I just got used to doing everything while being undernourished. I would lead groups in parades, perform, teach and work until the point my body flared in inflammation, when I would be forced to stop. I would then turn my attention to healing until I was just out of the woods, and then throw myself back into the hustle of working doggedly without support.
Then, I had a big wake up call, when Sick, Tired and Lonely teamed up and took me out of the game in a new way.
This crux moment, this battle cry from my body, happened right after I had finished my most taxing work season of the year at that time. I had just led a Hot Pink Feathers contingent in both Carnaval and Pride parades, producing the events largely without help from others.
I had recently fallen in love with Argentinian tango and was alone in Buenos Aires when my illness didn’t just flare, but increased to a degree I had never known before. I was unable to eat and even to drink. I was life-threateningly nauseous.
And because my brain was undernourished, and I was traveling alone, I did not perceive just how sick I was getting. Long story short, I spent 3 weeks getting sicker and sicker before I got nourishment delivered via IV & my brain woke up enough to make sure I got myself home right away.
What I’d been needing for a long time was to know what kind of support I needed, but four things stood in my way: The first was being so out of touch with my body that I couldn’t tell how bad my condition was becoming. The second was assuming that whatever healing there was to do, it was all mine to do alone. The third was not being able to fathom asking for whatever support I was aware that I needed (and so I didn’t). And the last was that I hadn’t yet developed the receiving muscles to accept any support that might have miraculously appeared, had it shown up (and sometimes it did).
I had isolated myself literally & physically in Buenos Aires. I had no friends, family and very few colleagues around me as I descended into sickness.
Watch me telling this story ::
Through this recovery was the advent of my conscious relationship with what I came to call The Awakening Showgirl herself (the Feminine face of God, or Source, or the Divine Feminine, or Life Itself, call her what you will). I’ve been saying yes to her ever since….
Though getting so depleted & sick was awful and terrifying, the month of recovery reframed my whole life and shifted the focus of my work to be what it is today.
Before this episode, I was trying to put leather all over the world to make it safe for me to walk on it instead of just putting on a pair of shoes.
The Awakening Showgirl was tenderly, but fiercely insisting that I discover what kind of shoes I wanted to wear, which ones would serve me best and delight me most. She was requiring me to bring my focus to my own feelings and needs and desires and showing me that a key to that was learning to access the aliveness and presence that I knew from performing, in all the others areas of my life so that I could experience, in my daily life, what I did during the moments I spent performing Hot Pink Feathers showgirl group dance and my burlesque solos. It wanted to be my guide for my whole life, and what I guided women to experience, too. I was seeing that I had to take what I did on stage, off stage. It had to appear in how I woke up in the morning and went to bed at night.

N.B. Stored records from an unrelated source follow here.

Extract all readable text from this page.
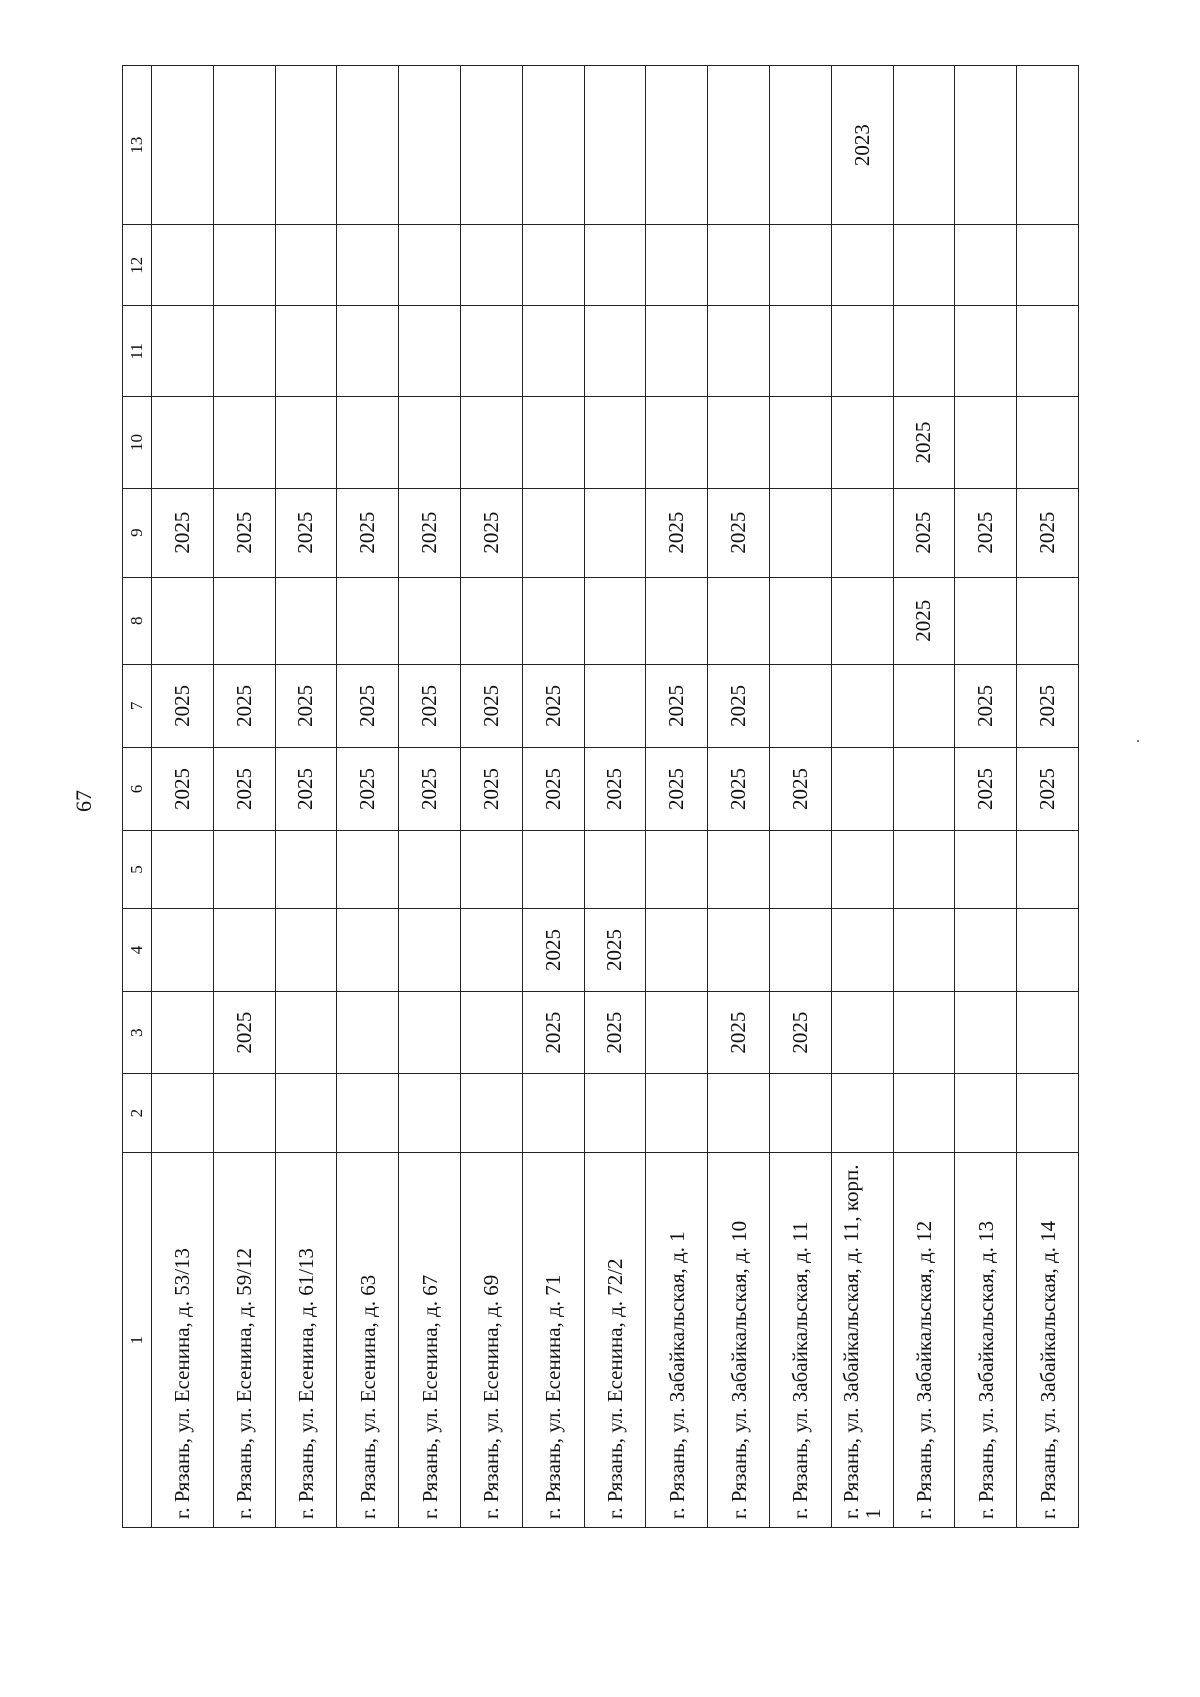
67
1	2	3	4	5	6	7	8	9	10	11	12	13
г. Рязань, ул. Есенина, д. 53/13					2025	2025		2025				
г. Рязань, ул. Есенина, д. 59/12		2025			2025	2025		2025				
г. Рязань, ул. Есенина, д. 61/13					2025	2025		2025				
г. Рязань, ул. Есенина, д. 63					2025	2025		2025				
г. Рязань, ул. Есенина, д. 67					2025	2025		2025				
г. Рязань, ул. Есенина, д. 69					2025	2025		2025				
г. Рязань, ул. Есенина, д. 71		2025	2025		2025	2025						
г. Рязань, ул. Есенина, д. 72/2		2025	2025		2025							
г. Рязань, ул. Забайкальская, д. 1					2025	2025		2025				
г. Рязань, ул. Забайкальская, д. 10		2025			2025	2025		2025				
г. Рязань, ул. Забайкальская, д. 11		2025			2025							
г. Рязань, ул. Забайкальская, д. 11, корп. 1												2023
г. Рязань, ул. Забайкальская, д. 12							2025	2025	2025			
г. Рязань, ул. Забайкальская, д. 13					2025	2025		2025				
г. Рязань, ул. Забайкальская, д. 14					2025	2025		2025				
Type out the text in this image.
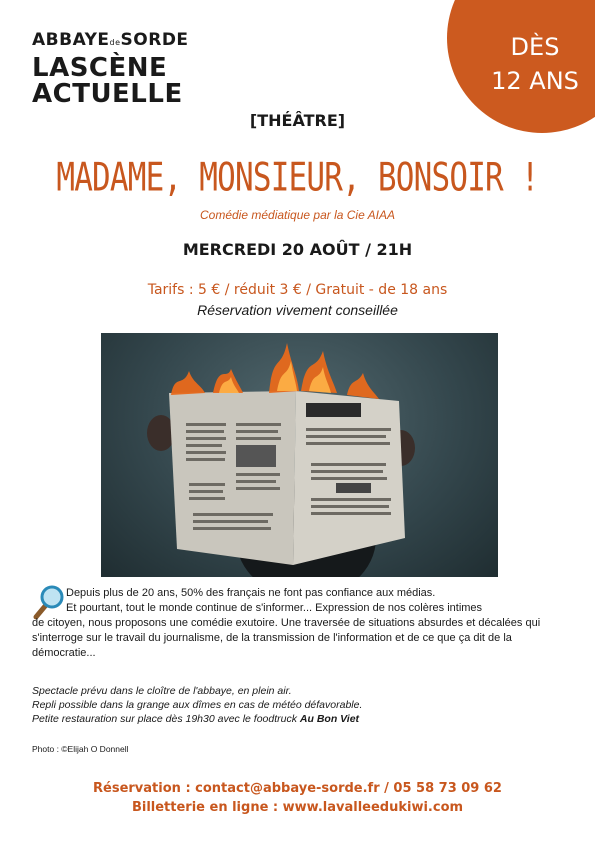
ABBAYEdeSORDE
LASCÈNE
ACTUELLE
DÈS
12 ANS
[THÉÂTRE]
MADAME, MONSIEUR, BONSOIR !
Comédie médiatique par la Cie AIAA
MERCREDI 20 AOÛT / 21H
Tarifs : 5 € / réduit 3 € / Gratuit - de 18 ans
Réservation vivement conseillée

Depuis plus de 20 ans, 50% des français ne font pas confiance aux médias.

Et pourtant, tout le monde continue de s'informer... Expression de nos colères intimes

de citoyen, nous proposons une comédie exutoire. Une traversée de situations absurdes et décalées qui s'interroge sur le travail du journalisme, de la transmission de l'information et de ce que ça dit de la démocratie...

Spectacle prévu dans le cloître de l'abbaye, en plein air.

Repli possible dans la grange aux dîmes en cas de météo défavorable.

Petite restauration sur place dès 19h30 avec le foodtruck Au Bon Viet

Photo : ©Elijah O Donnell
Réservation : contact@abbaye-sorde.fr / 05 58 73 09 62
Billetterie en ligne : www.lavalleedukiwi.com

It had to appear in how I walked down the street or sat alone reading a book. It had to appear in the ways I made food for myself or others.
Creating dance art with my body was when I felt most connected to myself, others and all that is. I felt present, in my skin, and both at ease and radiantly channeling my most expansive and true self.

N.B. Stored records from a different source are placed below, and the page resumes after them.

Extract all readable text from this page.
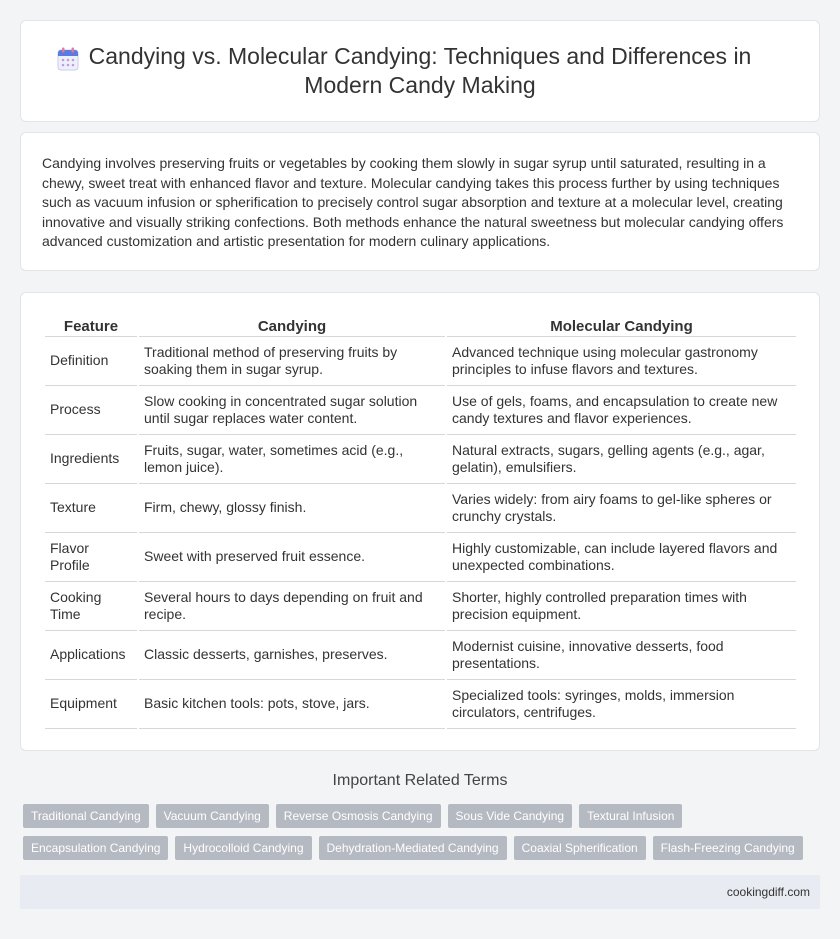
Candying vs. Molecular Candying: Techniques and Differences in Modern Candy Making

Candying involves preserving fruits or vegetables by cooking them slowly in sugar syrup until saturated, resulting in a chewy, sweet treat with enhanced flavor and texture. Molecular candying takes this process further by using techniques such as vacuum infusion or spherification to precisely control sugar absorption and texture at a molecular level, creating innovative and visually striking confections. Both methods enhance the natural sweetness but molecular candying offers advanced customization and artistic presentation for modern culinary applications.

Feature	Candying	Molecular Candying
Definition	Traditional method of preserving fruits by soaking them in sugar syrup.	Advanced technique using molecular gastronomy principles to infuse flavors and textures.
Process	Slow cooking in concentrated sugar solution until sugar replaces water content.	Use of gels, foams, and encapsulation to create new candy textures and flavor experiences.
Ingredients	Fruits, sugar, water, sometimes acid (e.g., lemon juice).	Natural extracts, sugars, gelling agents (e.g., agar, gelatin), emulsifiers.
Texture	Firm, chewy, glossy finish.	Varies widely: from airy foams to gel-like spheres or crunchy crystals.
Flavor Profile	Sweet with preserved fruit essence.	Highly customizable, can include layered flavors and unexpected combinations.
Cooking Time	Several hours to days depending on fruit and recipe.	Shorter, highly controlled preparation times with precision equipment.
Applications	Classic desserts, garnishes, preserves.	Modernist cuisine, innovative desserts, food presentations.
Equipment	Basic kitchen tools: pots, stove, jars.	Specialized tools: syringes, molds, immersion circulators, centrifuges.
Important Related Terms
Traditional Candying	Vacuum Candying	Reverse Osmosis Candying	Sous Vide Candying	Textural Infusion
Encapsulation Candying	Hydrocolloid Candying	Dehydration-Mediated Candying	Coaxial Spherification	Flash-Freezing Candying
cookingdiff.com
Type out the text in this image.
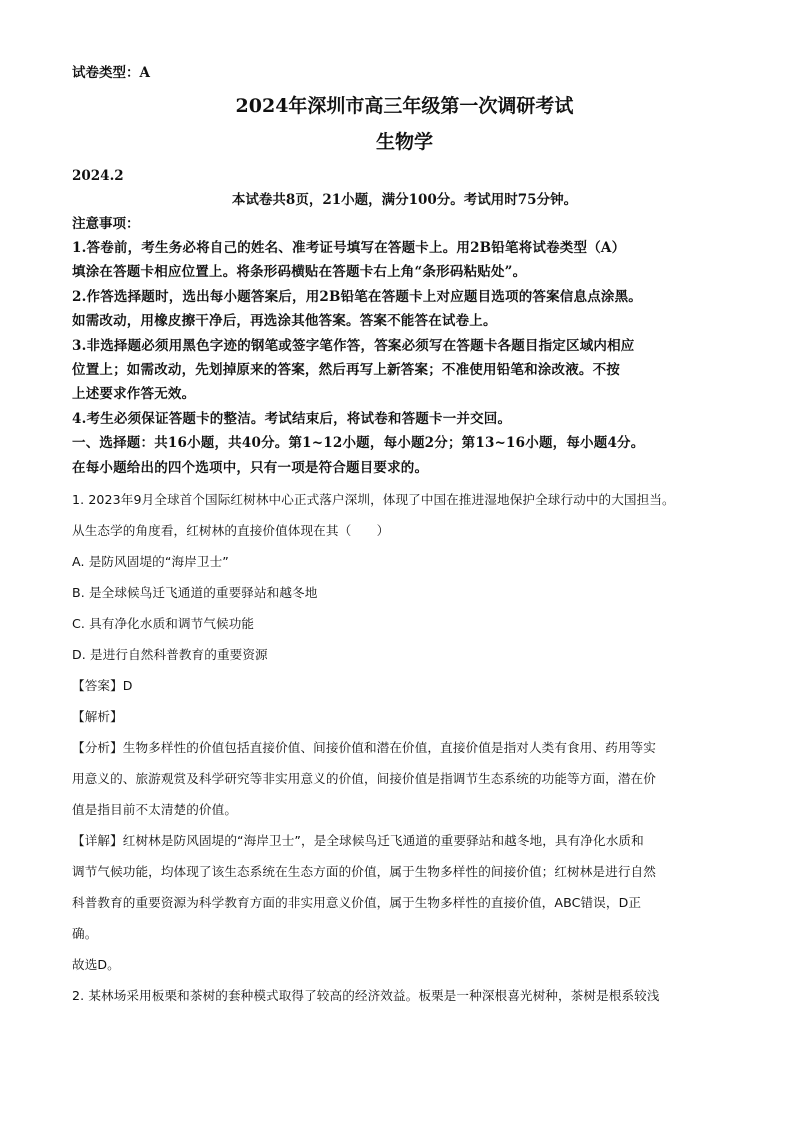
试卷类型：A

2024年深圳市高三年级第一次调研考试

生物学

2024.2

本试卷共8页，21小题，满分100分。考试用时75分钟。

注意事项：

1.答卷前，考生务必将自己的姓名、准考证号填写在答题卡上。用2B铅笔将试卷类型（A）

填涂在答题卡相应位置上。将条形码横贴在答题卡右上角“条形码粘贴处”。

2.作答选择题时，选出每小题答案后，用2B铅笔在答题卡上对应题目选项的答案信息点涂黑。

如需改动，用橡皮擦干净后，再选涂其他答案。答案不能答在试卷上。

3.非选择题必须用黑色字迹的钢笔或签字笔作答，答案必须写在答题卡各题目指定区域内相应

位置上；如需改动，先划掉原来的答案，然后再写上新答案；不准使用铅笔和涂改液。不按

上述要求作答无效。

4.考生必须保证答题卡的整洁。考试结束后，将试卷和答题卡一并交回。

一、选择题：共16小题，共40分。第1~12小题，每小题2分；第13~16小题，每小题4分。

在每小题给出的四个选项中，只有一项是符合题目要求的。

1. 2023年9月全球首个国际红树林中心正式落户深圳，体现了中国在推进湿地保护全球行动中的大国担当。

从生态学的角度看，红树林的直接价值体现在其（　　）

A. 是防风固堤的“海岸卫士”

B. 是全球候鸟迁飞通道的重要驿站和越冬地

C. 具有净化水质和调节气候功能

D. 是进行自然科普教育的重要资源

【答案】D

【解析】

【分析】生物多样性的价值包括直接价值、间接价值和潜在价值，直接价值是指对人类有食用、药用等实

用意义的、旅游观赏及科学研究等非实用意义的价值，间接价值是指调节生态系统的功能等方面，潜在价

值是指目前不太清楚的价值。

【详解】红树林是防风固堤的“海岸卫士”，是全球候鸟迁飞通道的重要驿站和越冬地，具有净化水质和

调节气候功能，均体现了该生态系统在生态方面的价值，属于生物多样性的间接价值；红树林是进行自然

科普教育的重要资源为科学教育方面的非实用意义价值，属于生物多样性的直接价值，ABC错误，D正

确。

故选D。

2. 某林场采用板栗和茶树的套种模式取得了较高的经济效益。板栗是一种深根喜光树种，茶树是根系较浅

It was no longer enough to experience that kind of joy, delight, pleasure, confidence, self-trust and self-appreciation only while dancing and performing in this way. It was time to both live myself, and guide the women I mentored to deconstruct our experience of dancing and performing as conscious showgirls and burlesque dancers and translate that into our daily lives. This is an exquisite formula for living in Radiance and Presence.
This is the moment when I knew it was time to come out of the closet as an Esoteric Showgirl.
This is when I understood that Hot Pink Feathers (the dance company & dance style I had created and taught for 10 years), was actually the child of a body of both mystical and practical life practice that has been going on behind the scenes, called Showgirl Awakening. She had secretly, been the producer and stage manager of my life’s work.
Let me back up for a moment...I realize I haven’t told you how Hot Pink Feathers came to be, and now is a good time.
I was not one of those kids who grew up in dance class. I actually turned down lessons when they were available because I was perfectly fine dancing in the living room and the yard of my own accord.
I didn’t want dance lessons until I stopped trusting my instincts and my body at age 13 when I had a violating sexual experience. It was like my animation--my spirit--just fled my body at that point, took off right there from that bed in my best friend’s house when her mom was away and left a bunch of teenagers with hallucinogens & assorted drugs to have her home to themselves.
It was shortly after that that I asked for dance lessons, and was lucky enough to receive “yes” as an answer. I could hear my newly fled spirit whispering to me that dance would be a way home for me, a way back home to myself. But since my spirit was no longer residing in my body, guiding my movements, I needed the outside structure of dance lessons.
As I recall how I felt then, it was really a vacant feeling. Like I wasn’t home. I missed myself terribly.
The un-self-conscious sensuality and unabashed exuberance inherent in samba was something I had only experienced in my imagination for quite a few years. To have it in my whole body and reveal it in this way was such an awakening.
Soon, I found myself dancing in Carnaval parades, with Brazilian dance companies. I felt more alive and in my body than ever before. I wanted to do this sort of dancing every weekend!
Watch me telling the story of my relationship to dance here ::
What delights me most of all, though, and I am tearing up right now as I write this, is that I am now the woman that some part of me, without knowing it was, was looking for 20-30 years ago.
Some part of me must have known, deep down, that I could receive empathy from someone, but I wasn’t aware of it enough to hope for it. Nor are most of the women who enroll in my my programs. They’ve spent their lives yearning for something they couldn’t articulate. And I have the honor of guiding women back to the center of themselves in one tenth the time that it took me, with ample support and copious delight along the way. I want to live in a world where the streets are filled with processions of dancing showgirls rather than cars. And where every woman knows, from first hand experience, that access to the fountain of self-love within, is just a shimmy away.